Post date: Nov 19, 2019 11:59:57 PM
The dataset
The dataset we focused on comprises 296 samples that contain Pando and neighboring clones.
They are Genotyping By Sequencing data, obtained after digestion by EcoRI and MseI enzymes (protocol here).
Pre-processing
The reads are 100bp before processing.
The barcodes are used to re-assign each reads to a sample name.
Then the barcodes, that are, 8,9 or 10 base-pair long, are removed. After removing cut sites and barcode, the reads are 80-85 long.
Alignement
The reads were aligned against Populus tremuloides current version of the reference genome. The genome that is available is still highly fragmented.
Mem algorithm was used to produce the sam file (alignment), which was then converted to bam (binary version of the sam human readable file).
Step 1 - Variant calling among all samples
SNVs in a first step were called using samtools/bcftools algorithms, and we obtained 497 617 SNVs (vcf file).
Filtering
The first set of SNVs were filtered using stringent conditions (refer to script for details) and we were left with 39-164SNVs.
The allele frequencies and genotype point estimates were calculated based on the genotype likelihoods of the vcf file.
Preliminary analysis
This set of SNVs were then used to have a first peak at the variation between individuals, in the whole plot sampled. The goal of this first part was to determine which trees among the 296 sequenced were Pando, and which ones were the nieghboring clones.
A PCA for all samples (Pando and surroundings) was revealed 17% of the variation was explained by the first axis (PC1). We then plotted spatially each tree and colored following their respective PC1 score, with no a priori knowledge of which clone was which. We realized the samples described as Pando previously clearly separated from the rest with a positive PC1 score (look up here!! really cool map ahead).
We used this observation to cluster the samples according the PC1 score (k-means algorithm with k=2). We obtained 109 Pando samples and 117 non Pando samples (there are 226 individuals studied after filtering for read depth > 4).
For each location, a tall tree and a smaller (younger) tree was sampled. The small and big trees tend to cluster together (here PC1 for the small tree of the pair against PC1 of the big tree of the pair tend to fall on the diagonal).
Step 2 - Variant calling among all samples
We were then pretty confident about what was Pando from the trees that were not Pando, and ready to actually call the somatic mutations inside the Pando clone.
We used MuTect2 haplotype caller to call somatic mutations, which is designed to call mutations in tumors as compared to normal samples.

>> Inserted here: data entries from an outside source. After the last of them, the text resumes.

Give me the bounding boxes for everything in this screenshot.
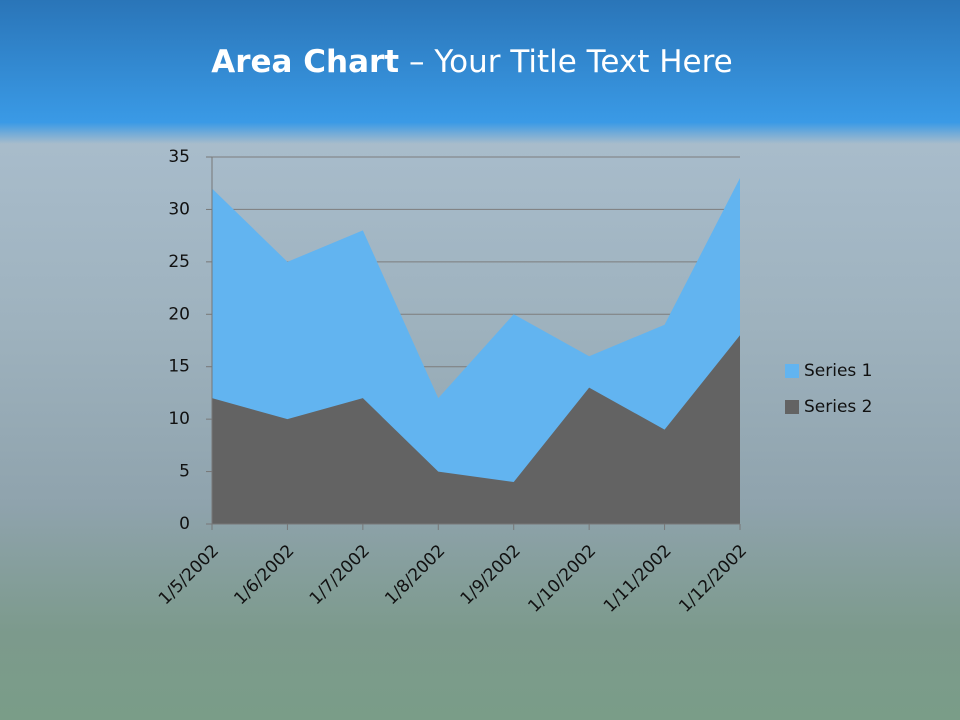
legend-label: Series 2 (804, 397, 873, 417)
legend-label: Series 1 (804, 361, 873, 381)
y-tick-label: 10 (168, 409, 190, 429)
legend-swatch (785, 364, 799, 378)
slide-title: Area Chart – Your Title Text Here (211, 44, 732, 80)
legend-swatch (785, 400, 799, 414)
y-tick-label: 15 (168, 357, 190, 377)
title-rest: – Your Title Text Here (409, 44, 733, 80)
title-bold: Area Chart (211, 44, 399, 80)
y-tick-label: 20 (168, 304, 190, 324)
y-tick-label: 35 (168, 147, 190, 167)
y-tick-label: 5 (179, 462, 190, 482)
y-tick-label: 0 (179, 514, 190, 534)
y-tick-label: 25 (168, 252, 190, 272)
area (212, 335, 740, 524)
y-tick-label: 30 (168, 199, 190, 219)
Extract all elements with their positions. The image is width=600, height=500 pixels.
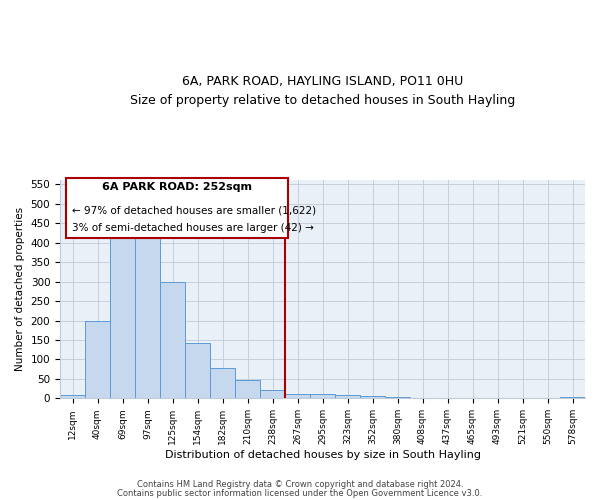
Bar [210, 368, 235, 398]
Bar [260, 390, 285, 398]
Bar [60, 395, 85, 398]
Text: 6A PARK ROAD: 252sqm: 6A PARK ROAD: 252sqm [102, 182, 252, 192]
Bar [335, 395, 360, 398]
Bar [135, 235, 160, 398]
Bar [560, 397, 585, 398]
Bar [385, 397, 410, 398]
Y-axis label: Number of detached properties: Number of detached properties [15, 208, 25, 372]
Bar [110, 235, 135, 398]
Bar [235, 380, 260, 398]
Bar [160, 282, 185, 399]
Text: Contains HM Land Registry data © Crown copyright and database right 2024.: Contains HM Land Registry data © Crown c… [137, 480, 463, 489]
Text: ← 97% of detached houses are smaller (1,622): ← 97% of detached houses are smaller (1,… [72, 206, 316, 216]
Bar [285, 394, 310, 398]
Bar [85, 320, 110, 398]
Bar [185, 342, 210, 398]
Bar [360, 396, 385, 398]
Bar [310, 394, 335, 398]
Text: 3% of semi-detached houses are larger (42) →: 3% of semi-detached houses are larger (4… [72, 223, 314, 233]
Title: 6A, PARK ROAD, HAYLING ISLAND, PO11 0HU
Size of property relative to detached ho: 6A, PARK ROAD, HAYLING ISLAND, PO11 0HU … [130, 75, 515, 107]
Text: Contains public sector information licensed under the Open Government Licence v3: Contains public sector information licen… [118, 489, 482, 498]
X-axis label: Distribution of detached houses by size in South Hayling: Distribution of detached houses by size … [164, 450, 481, 460]
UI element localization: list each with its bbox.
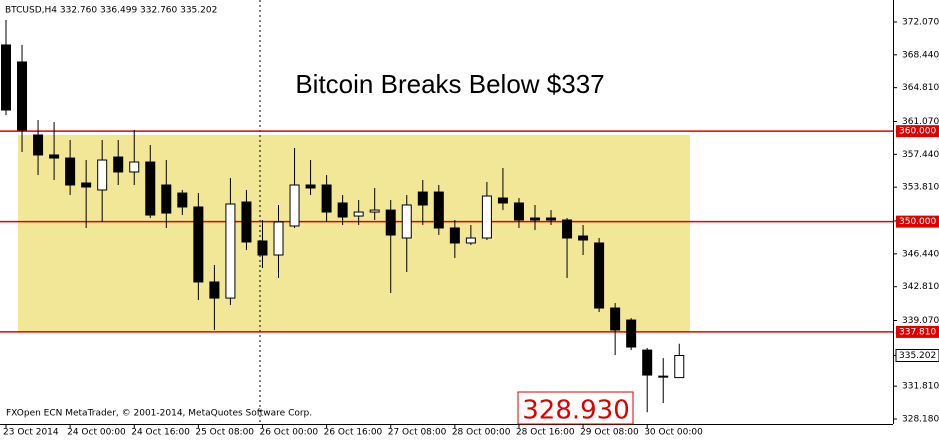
candle-body [385, 209, 396, 236]
y-tick-label: 353.810 [902, 183, 939, 193]
candle-body [369, 209, 380, 213]
y-tick-label: 368.440 [902, 50, 939, 60]
y-tick-label: 342.810 [902, 282, 939, 292]
candle-body [626, 319, 637, 348]
y-tick-label: 339.070 [902, 316, 939, 326]
x-tick-label: 24 Oct 16:00 [131, 428, 190, 438]
level-label-box [896, 325, 939, 338]
candle-body [33, 134, 44, 156]
candle-body [465, 237, 476, 244]
candle-body [49, 154, 60, 159]
candle-body [161, 184, 172, 214]
candle-body [17, 61, 28, 131]
candle-body [562, 219, 573, 239]
candle-body [594, 242, 605, 309]
candle-body [145, 161, 156, 216]
candle-body [129, 161, 140, 173]
candle-body [449, 227, 460, 244]
level-layer [0, 130, 893, 333]
annotation-box [517, 391, 634, 425]
x-tick-label: 23 Oct 2014 [3, 428, 59, 438]
candle-body [658, 375, 669, 378]
candle-body [610, 307, 621, 331]
y-tick-label: 357.440 [902, 150, 939, 160]
x-tick-label: 28 Oct 16:00 [516, 428, 575, 438]
candle-body [1, 44, 11, 111]
candle-body [225, 203, 236, 299]
candle-body [257, 240, 268, 256]
candle-body [337, 202, 348, 218]
candle-body [529, 217, 540, 221]
footer: FXOpen ECN MetaTrader, © 2001-2014, Meta… [6, 409, 312, 419]
current-price-label: 335.202 [899, 351, 936, 361]
x-tick-label: 24 Oct 00:00 [67, 428, 126, 438]
candle-body [401, 204, 412, 239]
candle-body [321, 184, 332, 213]
header: BTCUSD,H4 332.760 336.499 332.760 335.20… [5, 6, 217, 16]
low-annotation: 328.930 [522, 396, 630, 426]
candle-body [81, 182, 92, 188]
level-label-box [896, 215, 939, 228]
chart-title: Bitcoin Breaks Below $337 [295, 69, 604, 99]
y-tick-label: 361.070 [902, 117, 939, 127]
x-tick-label: 29 Oct 08:00 [580, 428, 639, 438]
candle-layer [1, 19, 685, 413]
candle-body [481, 195, 492, 239]
candle-body [289, 184, 300, 227]
candle-body [674, 355, 685, 379]
candle-body [497, 197, 508, 204]
x-tick-label: 27 Oct 08:00 [388, 428, 447, 438]
candle-body [65, 157, 76, 186]
x-tick-label: 30 Oct 00:00 [644, 428, 703, 438]
level-label: 360.000 [899, 127, 936, 137]
x-tick-label: 28 Oct 00:00 [452, 428, 511, 438]
candle-body [642, 349, 653, 376]
y-tick-label: 331.810 [902, 382, 939, 392]
level-label: 337.810 [899, 327, 936, 337]
y-tick-label: 364.810 [902, 83, 939, 93]
candle-body [193, 206, 204, 283]
candle-body [417, 191, 428, 206]
level-label: 350.000 [899, 217, 936, 227]
y-tick-label: 372.070 [902, 17, 939, 27]
x-tick-label: 26 Oct 16:00 [324, 428, 383, 438]
candle-body [578, 235, 589, 241]
candle-body [177, 192, 188, 208]
candle-body [513, 202, 524, 221]
candle-body [305, 184, 316, 189]
candle-body [433, 191, 444, 229]
candle-body [273, 221, 284, 256]
level-label-box [896, 125, 939, 138]
x-tick-label: 26 Oct 00:00 [259, 428, 318, 438]
x-tick-label: 25 Oct 08:00 [195, 428, 254, 438]
candle-body [241, 201, 252, 243]
candle-body [97, 159, 108, 191]
y-tick-label: 328.180 [902, 415, 939, 425]
candle-body [353, 211, 364, 217]
y-tick-label: 346.440 [902, 249, 939, 259]
current-price-box [895, 349, 939, 363]
candle-body [546, 217, 557, 221]
candle-body [113, 156, 124, 173]
candle-body [209, 281, 220, 299]
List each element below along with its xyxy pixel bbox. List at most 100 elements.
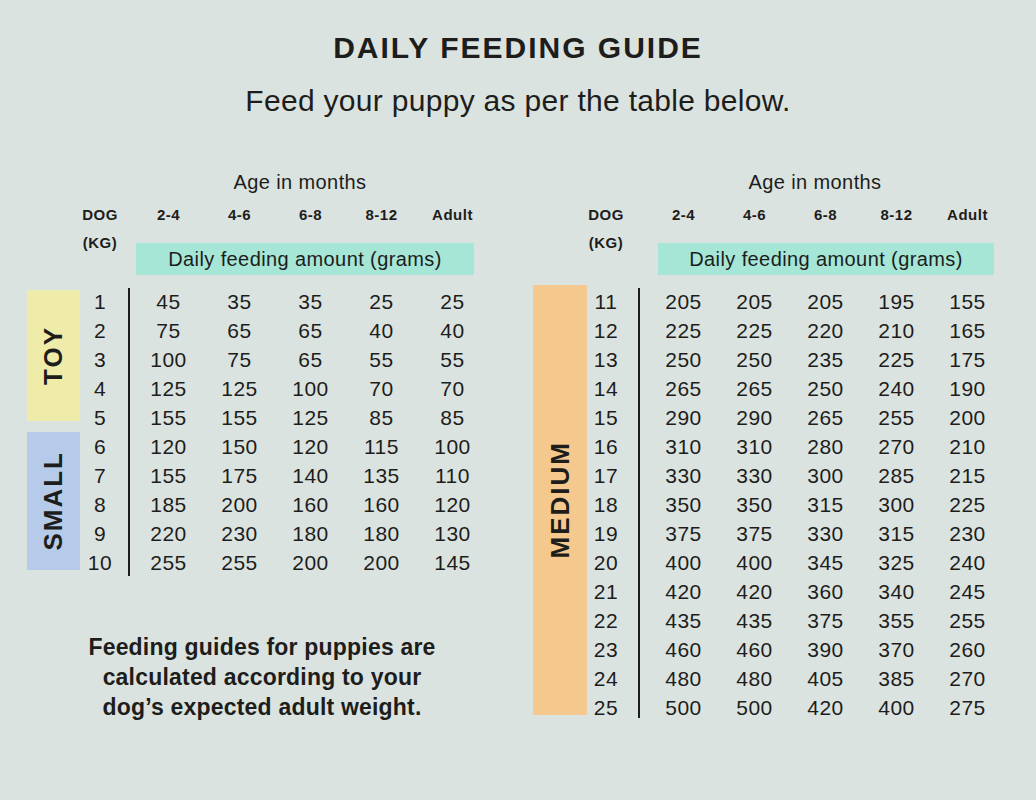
feeding-amount-value: 210 [932, 432, 1003, 461]
feeding-amount-value: 290 [719, 403, 790, 432]
table-row: 16310310280270210 [581, 432, 1003, 461]
table-row: 12225225220210165 [581, 316, 1003, 345]
feeding-amount-value: 225 [719, 316, 790, 345]
feeding-amount-value: 330 [719, 461, 790, 490]
feeding-amount-value: 400 [719, 548, 790, 577]
table-row: 17330330300285215 [581, 461, 1003, 490]
table-row: 13250250235225175 [581, 345, 1003, 374]
dog-weight-kg: 19 [581, 519, 631, 548]
feeding-amount-value: 370 [861, 635, 932, 664]
feeding-amount-value: 315 [861, 519, 932, 548]
age-column-header: 4-6 [719, 206, 790, 223]
feeding-amount-value: 205 [719, 287, 790, 316]
size-band-medium-label: MEDIUM [545, 441, 576, 558]
dog-weight-kg: 24 [581, 664, 631, 693]
feeding-amount-value: 350 [719, 490, 790, 519]
feeding-amount-value: 280 [790, 432, 861, 461]
feeding-amount-value: 270 [861, 432, 932, 461]
feeding-amount-value: 330 [648, 461, 719, 490]
feeding-amount-value: 500 [719, 693, 790, 722]
feeding-amount-value: 200 [932, 403, 1003, 432]
dog-weight-kg: 13 [581, 345, 631, 374]
table-row: 22435435375355255 [581, 606, 1003, 635]
feeding-amount-value: 260 [932, 635, 1003, 664]
dog-weight-kg: 15 [581, 403, 631, 432]
feeding-amount-value: 225 [648, 316, 719, 345]
feeding-rows-medium: 1120520520519515512225225220210165132502… [581, 287, 1003, 722]
feeding-amount-value: 230 [932, 519, 1003, 548]
feeding-amount-value: 165 [932, 316, 1003, 345]
feeding-amount-value: 420 [648, 577, 719, 606]
feeding-amount-value: 325 [861, 548, 932, 577]
feeding-amount-value: 250 [719, 345, 790, 374]
feeding-amount-value: 360 [790, 577, 861, 606]
table-row: 25500500420400275 [581, 693, 1003, 722]
feeding-amount-value: 225 [932, 490, 1003, 519]
feeding-amount-value: 270 [932, 664, 1003, 693]
feeding-amount-value: 235 [790, 345, 861, 374]
feeding-amount-value: 345 [790, 548, 861, 577]
feeding-amount-value: 240 [861, 374, 932, 403]
age-column-header: 8-12 [861, 206, 932, 223]
dog-weight-kg: 12 [581, 316, 631, 345]
feeding-amount-value: 290 [648, 403, 719, 432]
feeding-amount-value: 265 [648, 374, 719, 403]
feeding-amount-value: 460 [648, 635, 719, 664]
feeding-amount-value: 215 [932, 461, 1003, 490]
feeding-amount-value: 390 [790, 635, 861, 664]
table-row: 19375375330315230 [581, 519, 1003, 548]
dog-weight-kg: 11 [581, 287, 631, 316]
age-columns-header-row: 2-44-66-88-12Adult [648, 206, 1003, 223]
dog-weight-kg: 23 [581, 635, 631, 664]
feeding-amount-value: 300 [790, 461, 861, 490]
age-column-header: 2-4 [648, 206, 719, 223]
feeding-amount-value: 340 [861, 577, 932, 606]
feeding-amount-value: 255 [861, 403, 932, 432]
table-row: 18350350315300225 [581, 490, 1003, 519]
dog-weight-kg: 25 [581, 693, 631, 722]
feeding-amount-value: 375 [648, 519, 719, 548]
feeding-amount-value: 240 [932, 548, 1003, 577]
dog-weight-kg: 14 [581, 374, 631, 403]
feeding-amount-value: 250 [648, 345, 719, 374]
feeding-amount-value: 155 [932, 287, 1003, 316]
feeding-amount-value: 460 [719, 635, 790, 664]
footnote-line: dog’s expected adult weight. [32, 692, 492, 722]
dog-weight-kg: 22 [581, 606, 631, 635]
feeding-amount-value: 255 [932, 606, 1003, 635]
feeding-amount-value: 405 [790, 664, 861, 693]
feeding-amount-value: 435 [719, 606, 790, 635]
table-row: 14265265250240190 [581, 374, 1003, 403]
age-column-header: Adult [932, 206, 1003, 223]
size-band-medium: MEDIUM [533, 285, 587, 715]
footnote-line: Feeding guides for puppies are [32, 632, 492, 662]
table-row: 20400400345325240 [581, 548, 1003, 577]
table-row: 24480480405385270 [581, 664, 1003, 693]
feeding-amount-value: 205 [648, 287, 719, 316]
dog-weight-kg: 17 [581, 461, 631, 490]
feeding-amount-value: 310 [719, 432, 790, 461]
feeding-amount-value: 420 [790, 693, 861, 722]
dog-column-header: DOG [581, 206, 631, 223]
feeding-amount-value: 480 [719, 664, 790, 693]
feeding-amount-value: 385 [861, 664, 932, 693]
feeding-amount-value: 245 [932, 577, 1003, 606]
feeding-amount-value: 275 [932, 693, 1003, 722]
feeding-amount-value: 400 [648, 548, 719, 577]
feeding-amount-value: 435 [648, 606, 719, 635]
table-row: 15290290265255200 [581, 403, 1003, 432]
age-in-months-label: Age in months [640, 171, 990, 195]
feeding-amount-value: 285 [861, 461, 932, 490]
age-column-header: 6-8 [790, 206, 861, 223]
feeding-amount-value: 400 [861, 693, 932, 722]
kg-unit-header: (KG) [581, 234, 631, 251]
feeding-amount-value: 375 [719, 519, 790, 548]
feeding-amount-value: 315 [790, 490, 861, 519]
feeding-amount-value: 205 [790, 287, 861, 316]
footnote: Feeding guides for puppies arecalculated… [32, 632, 492, 722]
feeding-amount-value: 210 [861, 316, 932, 345]
feeding-amount-value: 300 [861, 490, 932, 519]
table-row: 11205205205195155 [581, 287, 1003, 316]
dog-weight-kg: 16 [581, 432, 631, 461]
dog-weight-kg: 20 [581, 548, 631, 577]
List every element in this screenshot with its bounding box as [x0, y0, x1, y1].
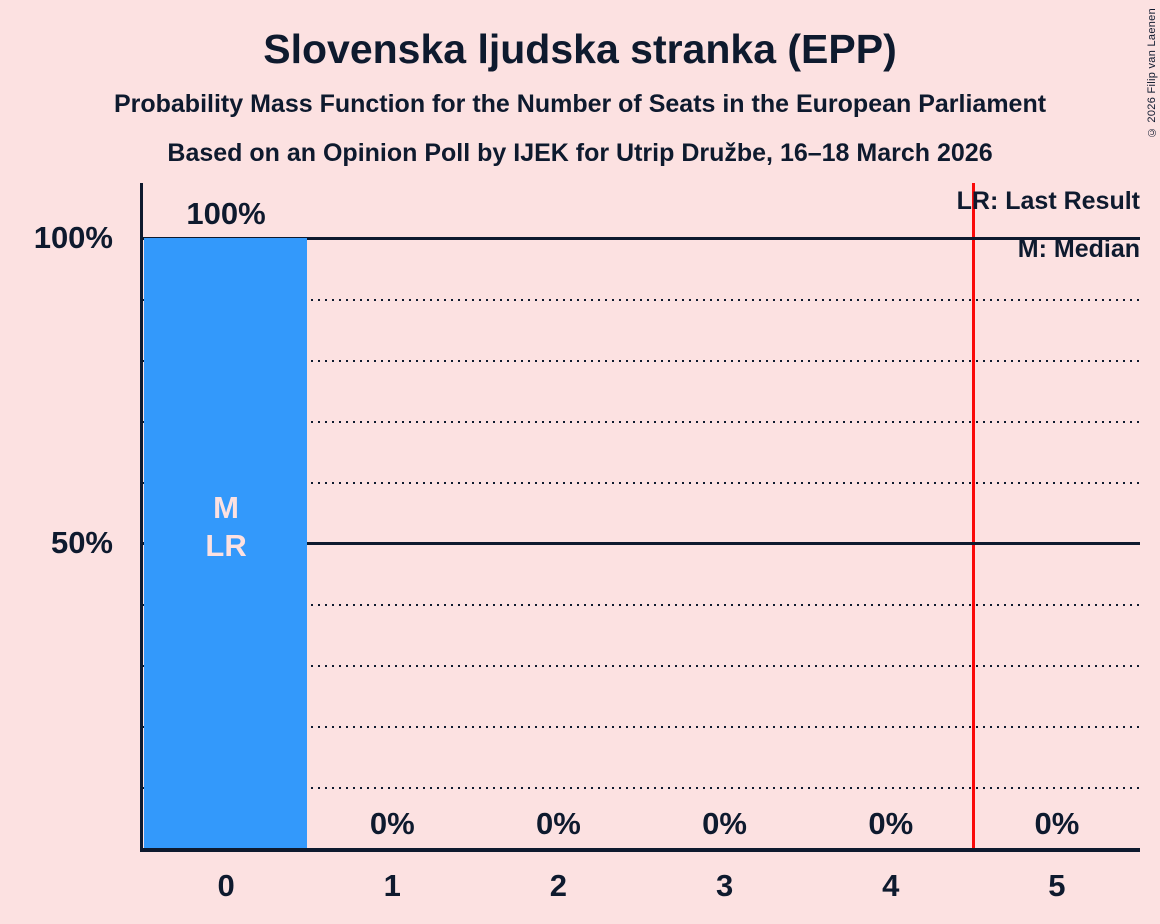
bar-value-label: 100%	[186, 196, 266, 231]
bar-value-label: 0%	[868, 806, 914, 841]
gridline-80pct	[143, 359, 1140, 362]
last-result-marker: LR	[205, 528, 247, 563]
gridline-70pct	[143, 420, 1140, 423]
chart-subtitle: Probability Mass Function for the Number…	[113, 90, 1047, 118]
y-axis-label-50: 50%	[50, 525, 113, 560]
gridline-30pct	[143, 664, 1140, 667]
bar-value-label: 0%	[702, 806, 747, 841]
bar-value-label: 0%	[536, 806, 581, 841]
bar-value-label: 0%	[1034, 806, 1080, 841]
x-axis-tick-labels: 0 1 2 3 4 5	[143, 864, 1140, 914]
legend-median: M: Median	[1017, 235, 1140, 263]
threshold-line	[972, 183, 976, 848]
x-tick-label-4: 4	[882, 868, 900, 903]
chart-source-line: Based on an Opinion Poll by IJEK for Utr…	[167, 139, 993, 167]
median-last-result-annotation: M LR	[143, 489, 309, 565]
gridline-90pct	[143, 298, 1140, 301]
plot-area: 100% 0% 0% 0% 0% 0% M LR	[140, 183, 1140, 852]
x-tick-label-2: 2	[549, 868, 568, 903]
gridline-40pct	[143, 603, 1140, 606]
median-marker: M	[213, 490, 239, 525]
x-tick-label-1: 1	[383, 868, 401, 903]
bar-seat-0	[144, 238, 308, 848]
bar-value-label: 0%	[369, 806, 415, 841]
x-tick-label-5: 5	[1048, 868, 1066, 903]
gridline-10pct	[143, 786, 1140, 789]
gridline-60pct	[143, 481, 1140, 484]
legend-last-result: LR: Last Result	[956, 187, 1140, 215]
x-tick-label-0: 0	[217, 868, 235, 903]
x-tick-label-3: 3	[715, 868, 734, 903]
copyright-note: © 2026 Filip van Laenen	[1146, 8, 1158, 139]
gridline-20pct	[143, 725, 1140, 728]
gridline-100pct	[143, 236, 1140, 240]
chart-title: Slovenska ljudska stranka (EPP)	[263, 26, 897, 72]
y-axis-label-100: 100%	[33, 220, 113, 255]
gridline-50pct	[143, 541, 1140, 545]
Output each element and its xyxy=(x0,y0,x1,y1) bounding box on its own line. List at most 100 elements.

As we do not have a precise idea of which tree is the ancestor tree, we do not have a reference, in other words, a "normal" tree. We thus tried 6 different combinations of the same algorithm, and using two options of the algorithm: three well covered, well spatially distributed trees within Pando, and three well covered, well spatially distributed trees in the nearby clones, with or without using a panel of normals. The panel of normal is a combination of mutations regularly seen in "normal" trees, here we chose 100 samples from Utah, Colorado, Nevada and Wyoming states (taken from the same GBD dataset).